My free copy arrived on Wednesday and I read it yesterday. I enjoyed reading it, and agree with Poppygolucky (I think) that the teenagers seem to provide some hope. I did find it quite misogynistic though and I really didn't like any of the characters (maybe the point?). I didn't really empathise with the female characters and could feel very strongly that they were written by a man. The women's chapters felt like they could have been written by the men that had already judged them if that makes sense? I would have liked to have had a chapter by Sandi but not sure if would have been that insightful. Like MrsKwazii, I don't actually know anyone like that in real life so I found it quite depressing.

gailforce1 Sun 13-Mar-11 18:51:56

Alma - Pleased to see you read it in one day as I am still waiting for a copy from the Library. I am one of 46 waiting so fingers crossed I can make it for the 23rd!!

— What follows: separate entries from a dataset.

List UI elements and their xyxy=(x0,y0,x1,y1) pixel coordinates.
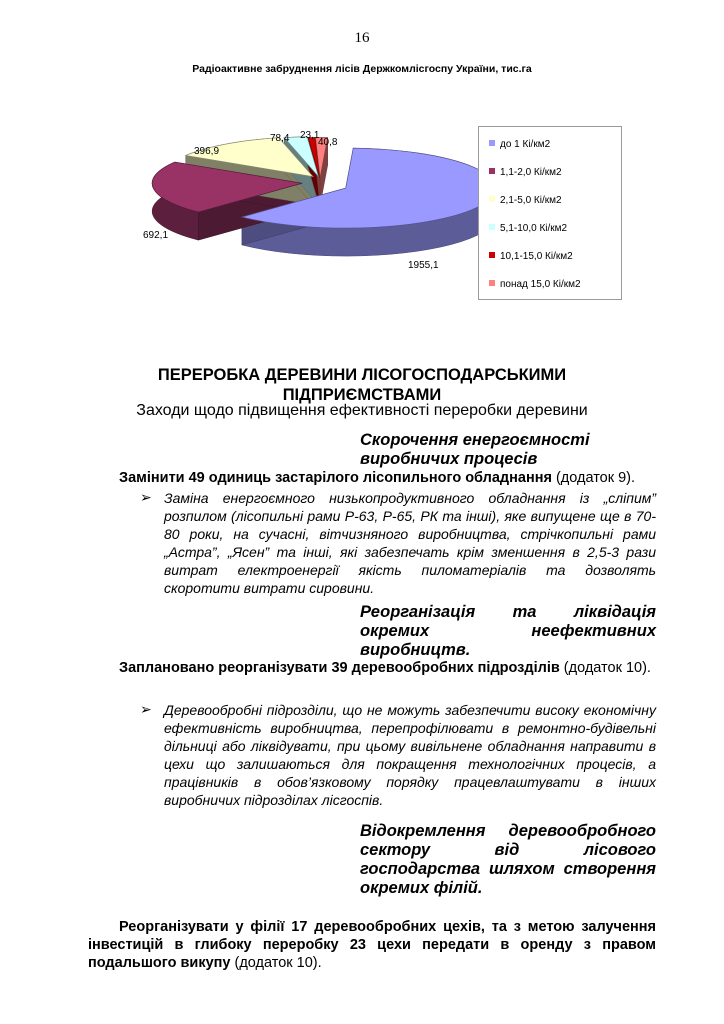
legend-label: до 1 Кі/км2 xyxy=(500,139,551,150)
section1-title: Скорочення енергоємності виробничих процесів xyxy=(360,431,590,468)
section2-title-last: виробництв. xyxy=(360,641,471,659)
bullet-arrow-icon: ➢ xyxy=(140,701,152,717)
section2-paragraph xyxy=(88,659,658,677)
legend-label: 5,1-10,0 Кі/км2 xyxy=(500,223,568,234)
section2-paragraph-bold: Заплановано реорганізувати 39 деревообробних підрозділів xyxy=(119,660,560,676)
legend-label: 10,1-15,0 Кі/км2 xyxy=(500,251,573,262)
legend-item xyxy=(489,251,573,262)
pie-data-label-3: 78,4 xyxy=(270,133,290,144)
section1-paragraph xyxy=(119,469,659,487)
section2-bullet: Деревообробні підрозділи, що не можуть забезпечити високу економічну ефективність виробництва, перепрофілювати в ремонтно-будівельні дільниці або ліквідувати, при цьому вивільнене обладнання направити в цехи що залишаються для покращення технологічних процесів, а працівників в обов’язковому порядку працевлаштувати в інших виробничих підрозділах лісгоспів. xyxy=(164,702,656,808)
section-subtitle: Заходи щодо підвищення ефективності переробки деревини xyxy=(136,402,588,419)
section1-bullet: Заміна енергоємного низькопродуктивного обладнання із „сліпим” розпилом (лісопильні рами Р-63, Р-65, РК та інші), яке випущене ще в 70-80 роки, на сучасні, вітчизняного виробництва, стрічкопильні рами „Астра”, „Ясен” та інші, які забезпечать крім зменшення в 2,5-3 рази витрат електроенергії якість пиломатеріалів та дозволять скоротити витрати сировини. xyxy=(164,490,656,596)
legend-label: 2,1-5,0 Кі/км2 xyxy=(500,195,562,206)
legend-item xyxy=(489,223,567,234)
legend-swatch xyxy=(489,252,495,258)
chart-title: Радіоактивне забруднення лісів Держкомлісгоспу України, тис.га xyxy=(192,63,532,75)
section2-title-main: Реорганізація та ліквідація окремих неефективних xyxy=(360,603,656,640)
section1-paragraph-bold: Замінити 49 одиниць застарілого лісопильного обладнання xyxy=(119,470,552,486)
legend-label: понад 15,0 Кі/км2 xyxy=(500,279,581,290)
legend-swatch xyxy=(489,224,495,230)
pie-data-label-2: 396,9 xyxy=(194,146,220,157)
section1-paragraph-rest: (додаток 9). xyxy=(551,470,636,486)
bullet-arrow-icon: ➢ xyxy=(140,489,152,505)
legend-swatch xyxy=(489,168,495,174)
pie-data-label-4: 23,1 xyxy=(300,130,320,141)
main-heading-line1: ПЕРЕРОБКА ДЕРЕВИНИ ЛІСОГОСПОДАРСЬКИМИ xyxy=(157,366,567,384)
main-heading xyxy=(0,365,724,405)
main-heading-line2: ПІДПРИЄМСТВАМИ xyxy=(282,386,442,404)
page-number: 16 xyxy=(354,30,370,46)
chart-legend xyxy=(478,126,622,300)
legend-item xyxy=(489,167,562,178)
section3-paragraph xyxy=(88,918,656,972)
pie-data-label-0: 1955,1 xyxy=(408,260,439,271)
legend-swatch xyxy=(489,280,495,286)
section3-title: Відокремлення деревообробного сектору від лісового господарства шляхом створення окремих філій. xyxy=(360,822,656,897)
legend-item xyxy=(489,279,581,290)
section3-paragraph-bold: Реорганізувати у філії 17 деревообробних цехів, та з метою залучення інвестицій в глибоку переробку 23 цехи передати в оренду з правом подальшого викупу xyxy=(88,919,656,971)
legend-label: 1,1-2,0 Кі/км2 xyxy=(500,167,562,178)
section2-title xyxy=(360,603,656,660)
section2-paragraph-rest: (додаток 10). xyxy=(559,660,651,676)
pie-data-label-1: 692,1 xyxy=(143,230,169,241)
legend-swatch xyxy=(489,140,495,146)
section3-paragraph-rest: (додаток 10). xyxy=(230,955,322,971)
legend-swatch xyxy=(489,196,495,202)
legend-item xyxy=(489,195,562,206)
pie-data-label-5: 40,8 xyxy=(318,137,338,148)
legend-item xyxy=(489,139,550,150)
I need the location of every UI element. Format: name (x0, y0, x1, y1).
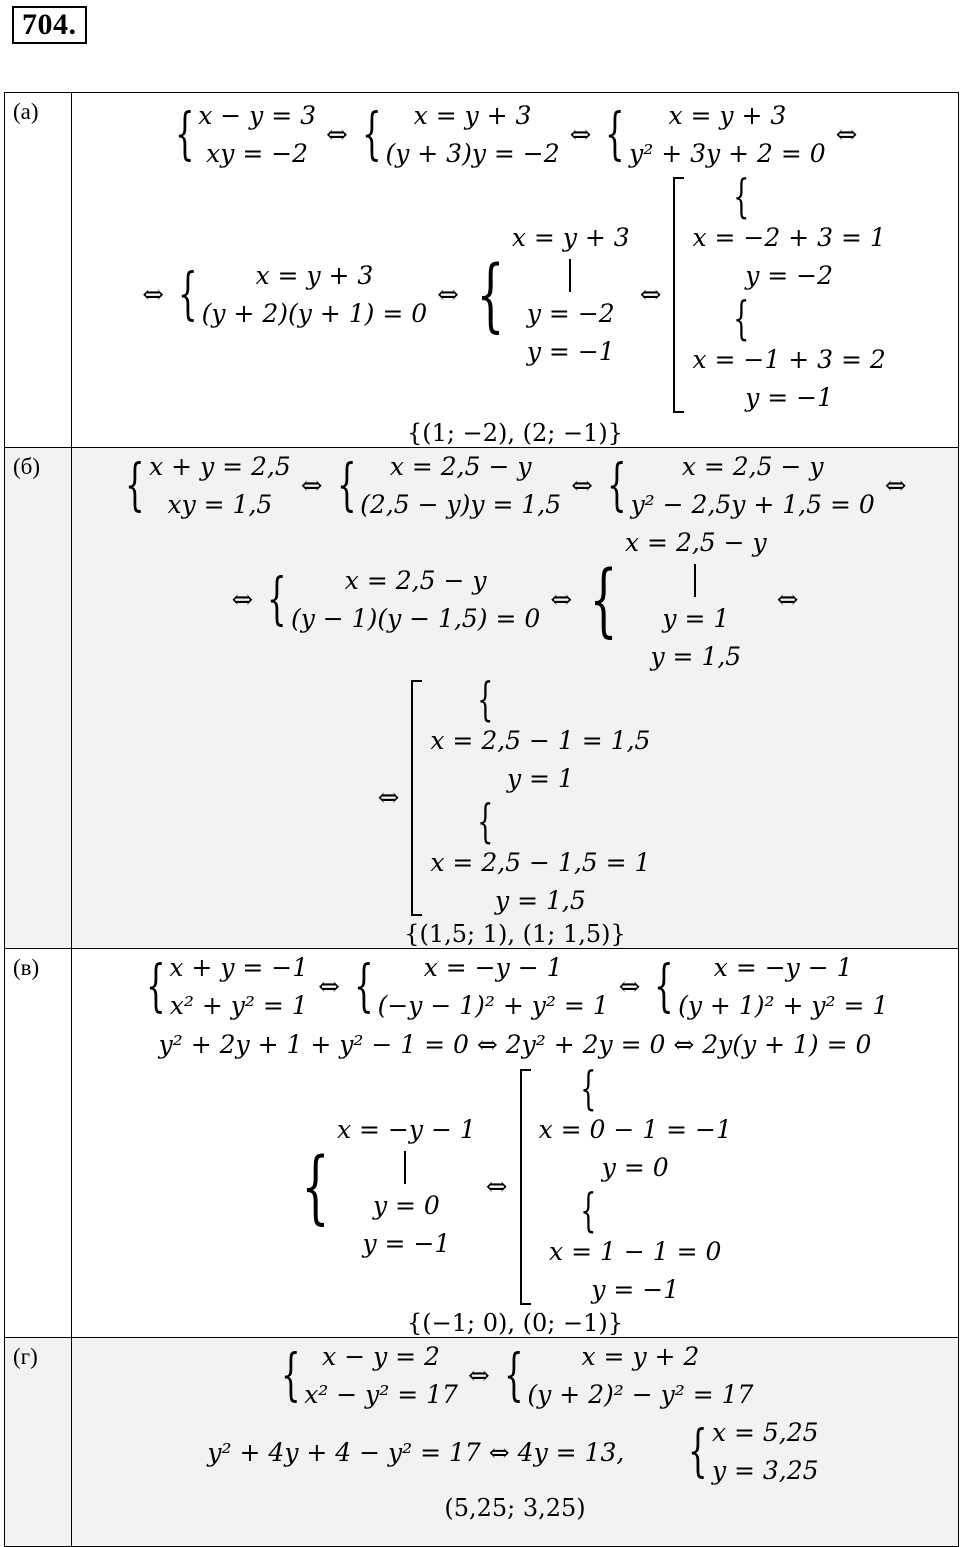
solution-table (4, 92, 959, 1547)
equiv-symbol: ⇔ (318, 972, 340, 1002)
math-line (72, 1338, 958, 1414)
equation-system: { x − y = 2 x² − y² = 17 (280, 1342, 458, 1409)
equation-system: { x − y = 3 xy = −2 (174, 101, 317, 168)
equiv-symbol: ⇔ (300, 471, 323, 501)
answer: {(1,5; 1), (1; 1,5)} (404, 920, 626, 948)
equiv-symbol: ⇔ (231, 585, 254, 615)
math-line (72, 448, 958, 524)
equiv-symbol: ⇔ (485, 1172, 508, 1202)
equiv-symbol: ⇔ (571, 471, 593, 501)
math-line: y² + 2y + 1 + y² − 1 = 0 ⇔ 2y² + 2y = 0 ⇔ 2y(y + 1) = 0 (158, 1030, 872, 1059)
equation-system: { x = 2,5 − y y = 1 y = 1,5 (589, 528, 767, 671)
equiv-symbol: ⇔ (618, 972, 641, 1002)
equation-system: { x = y + 3 y² + 3y + 2 = 0 (605, 101, 826, 168)
equation-system: { x = y + 3 (y + 3)y = −2 (361, 101, 560, 168)
solution-set-bracket: { x = 2,5 − 1 = 1,5 y = 1 { x = 2,5 − 1,5 = 1 y = 1,5 (409, 676, 654, 920)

TheMonster Sun 13-Mar-11 19:42:43

People (mainly colleagues) have been shocked when I said I was going to read it. I've been told it's full of characters that you can't like, and that it presents a negative view of Australians. I've started it (only just) and I am enjoying it so far. It'll take more than a few negative comments to put me off!

TheMonster Sun 13-Mar-11 19:43:44

ANd so far it's only the Greek that come out looking bad grin

MrsKwazii Mon 14-Mar-11 20:33:29

BofE - hate any other characters yet? wink

crazybutterflylady Tue 15-Mar-11 14:45:12

I have to say I find I agree with the majority here; it's quite a misogynistic and depressing book. It's a shame that in the numerous male characters, none seems to have a good relationship with or opinion of women... even down to Hugo who seems to view his mother as a giant boob!

And when strong female characters are just about to bloom they let themselves down. I agree with almaMartyr that it was very obvious the author was male. I found the chapters surrounding the female characters pretty hard to identify with. The depiction of race I found a bit too over-done and exaggerated too.

I'm really looking forward to the chat. I hope Tsiolkas is able to withstand criticism wink

TheMonster Tue 15-Mar-11 19:38:40

I haven't found that I hate any of them yet. I do tend to bond with any old character though!